Je dévore précisément Sexus, en ce moment, le premier volume de la trilogie autobiographique de Henry Miller. Il y raconte son histoire avec l’ébouriffante Mara, et la transformation qui s’opère en lui : passé trente ans, le voilà complètement à l’étroit dans sa vie de couple avec Maude et son emploi dans une entreprise de télégraphe. Bientôt, il va quitter femme, travail et enfant pour vivre pleinement son amour avec Mara, se consacrer à l’écriture et quitter l’Amérique pour la France – il y rencontrera Anaïs Nin.

Miller est connu pour son côté vorace et sa crudité, et c’est vrai qu’on retrouve dans son travail la même exigence de passion que chez Nin, mais avec beaucoup moins de sentimentalisme. Disons que les bites, les couilles et les cons remplacent les amours, les tendresses et les accomplissements. La vie, pour Miller, c’est explorer les corps et les situations, puis nommer les choses avec le plus de précision possible, ainsi que se lancer dans de grandes phases de lyrisme sexuel – pour Nin, il s’agit plutôt de décrire les fusions passionnelles et les courants d’amour entre les êtres. Plus d’élégance chez elle, plus de fluidité, plus de beauté formelle, mais quelque chose de plus étouffant aussi, je trouve. Miller dit bite et couilles, et ça fait sacrément respirer son texte…

COMMENTAIRES

1. Le samedi 22 janvier 2011 à 00:22, par Beast Language

Souvenirs de Sexus, lu à 19 ans: une lecture fichtrement priapique, dix pages de baise pour chaque chapitre de 20 pages. Si bien que c'est presque la peur au ventre que j'abordai les deux volumes ultérieurs, en fait très différents du premier, sur ce plan. Beaucoup plus softs.

Intéressant, votre blogue, que je viens de découvrir en ce moment même. Bien à vous — 

2. Le samedi 22 janvier 2011 à 11:20, par aymeric

Des pages de baise parfois intéressantes, parfois sur-écrites, d'ailleurs... Je n'ai encore lu que le début du 2ème tome, et il faudrait que je relise Le tropique du Capricorne, souvent considéré comme son meilleurs bouquin. J'aurais dû lire tout ca a dix-neuf ans aussi, j'aurais mûri d'un coup !

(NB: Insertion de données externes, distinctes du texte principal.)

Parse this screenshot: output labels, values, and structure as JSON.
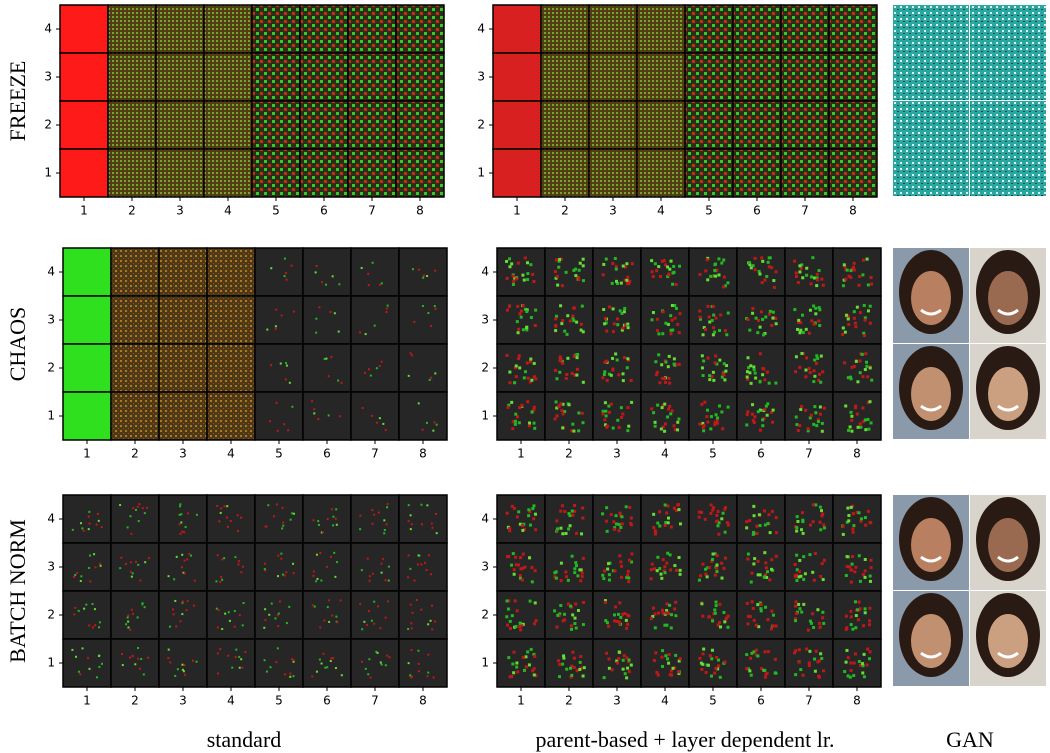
{
  "rows": [
    {
      "label": "FREEZE"
    },
    {
      "label": "CHAOS"
    },
    {
      "label": "BATCH NORM"
    }
  ],
  "captions": [
    "standard",
    "parent-based + layer dependent lr.",
    "GAN"
  ],
  "xticks": [
    1,
    2,
    3,
    4,
    5,
    6,
    7,
    8
  ],
  "yticks": [
    1,
    2,
    3,
    4
  ]
}
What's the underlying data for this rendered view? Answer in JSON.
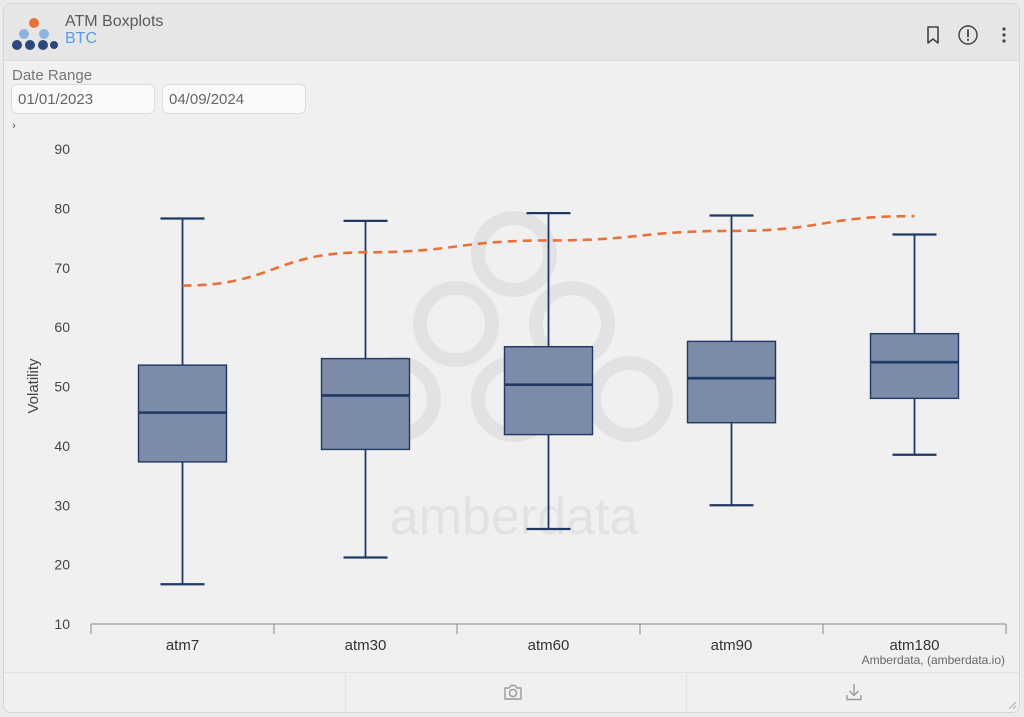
{
  "header": {
    "title": "ATM Boxplots",
    "subtitle": "BTC"
  },
  "icons": {
    "logo": "amberdata-logo-icon",
    "bookmark": "bookmark-icon",
    "info": "info-icon",
    "more": "more-vertical-icon",
    "camera": "camera-icon",
    "download": "download-icon",
    "expander": "chevron-right-icon"
  },
  "filters": {
    "label": "Date Range",
    "start_date": "01/01/2023",
    "end_date": "04/09/2024"
  },
  "expander_glyph": "›",
  "watermark": "amberdata",
  "colors": {
    "box_fill": "#7b8ba8",
    "box_stroke": "#1f3864",
    "median": "#1f3864",
    "term_line": "#e8703a",
    "logo_orange": "#e8703a",
    "logo_blue": "#2a4a7f",
    "logo_light": "#8fb3e0"
  },
  "chart_data": {
    "type": "box",
    "title": "",
    "xlabel": "",
    "ylabel": "Volatility",
    "ylim": [
      10,
      90
    ],
    "yticks": [
      10,
      20,
      30,
      40,
      50,
      60,
      70,
      80,
      90
    ],
    "grid": false,
    "credit": "Amberdata, (amberdata.io)",
    "categories": [
      "atm7",
      "atm30",
      "atm60",
      "atm90",
      "atm180"
    ],
    "boxes": [
      {
        "category": "atm7",
        "min": 16.7,
        "q1": 37.3,
        "median": 45.6,
        "q3": 53.6,
        "max": 78.3
      },
      {
        "category": "atm30",
        "min": 21.2,
        "q1": 39.4,
        "median": 48.5,
        "q3": 54.7,
        "max": 77.9
      },
      {
        "category": "atm60",
        "min": 26.0,
        "q1": 41.9,
        "median": 50.3,
        "q3": 56.7,
        "max": 79.2
      },
      {
        "category": "atm90",
        "min": 30.0,
        "q1": 43.9,
        "median": 51.4,
        "q3": 57.6,
        "max": 78.8
      },
      {
        "category": "atm180",
        "min": 38.5,
        "q1": 48.0,
        "median": 54.1,
        "q3": 58.9,
        "max": 75.6
      }
    ],
    "term_structure": {
      "style": "dashed",
      "values": [
        67.0,
        72.6,
        74.6,
        76.2,
        78.7
      ]
    }
  }
}
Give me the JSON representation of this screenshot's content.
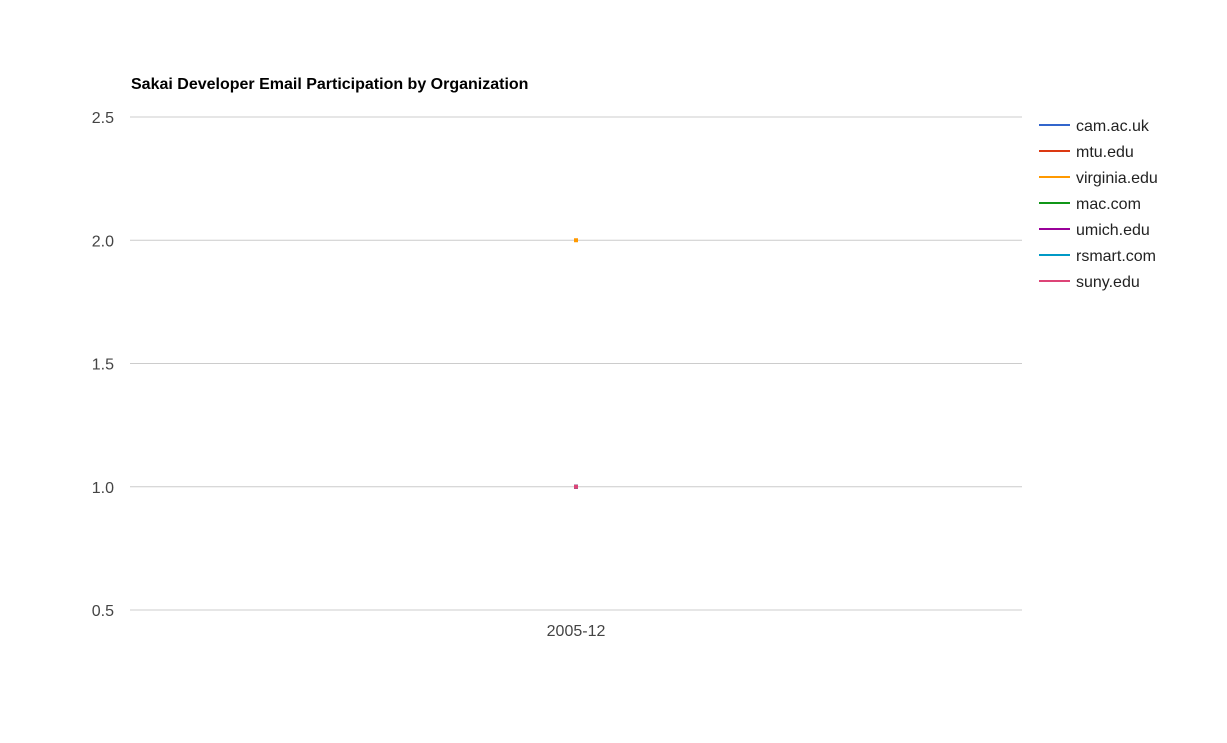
{
  "chart_data": {
    "type": "line",
    "title": "Sakai Developer Email Participation by Organization",
    "xlabel": "",
    "ylabel": "",
    "categories": [
      "2005-12"
    ],
    "ylim": [
      0.5,
      2.5
    ],
    "yticks": [
      "0.5",
      "1.0",
      "1.5",
      "2.0",
      "2.5"
    ],
    "grid": true,
    "legend_position": "right",
    "series": [
      {
        "name": "cam.ac.uk",
        "color": "#3366cc",
        "values": [
          1
        ]
      },
      {
        "name": "mtu.edu",
        "color": "#dc3912",
        "values": [
          1
        ]
      },
      {
        "name": "virginia.edu",
        "color": "#ff9900",
        "values": [
          2
        ]
      },
      {
        "name": "mac.com",
        "color": "#109618",
        "values": [
          1
        ]
      },
      {
        "name": "umich.edu",
        "color": "#990099",
        "values": [
          1
        ]
      },
      {
        "name": "rsmart.com",
        "color": "#0099c6",
        "values": [
          1
        ]
      },
      {
        "name": "suny.edu",
        "color": "#dd4477",
        "values": [
          1
        ]
      }
    ]
  }
}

3. Le samedi 22 janvier 2011 à 18:34, par Beast Language

Tenez, pour votre divertissement, ces paragraphes que j'aime bien de WIlliam Gass concernant Miller:

«C'est un élément qui participe de l'impulsion de chaque auteur que de parler et s'exposer: le désir de présenter ce qu'on comporte de pire sous la forme d'un don, comme le fait un enfant quand il a rempli son pot. Ayant festoyé de la vie, Miller nous offre un présent de ce qu'il ne peut pas digérer [...] et en mettant son cœur à nu (comme Baudelaire menaçait de le faire), il a plutôt baissé son froc; en sculptant cet énorme tas de mots il sollicite notre approbation parentale; ainsi le travail de Miller, sous cet aspect (comme celui de Céline, de bout en bout) devient un magnifique exemple de style excrémentiel.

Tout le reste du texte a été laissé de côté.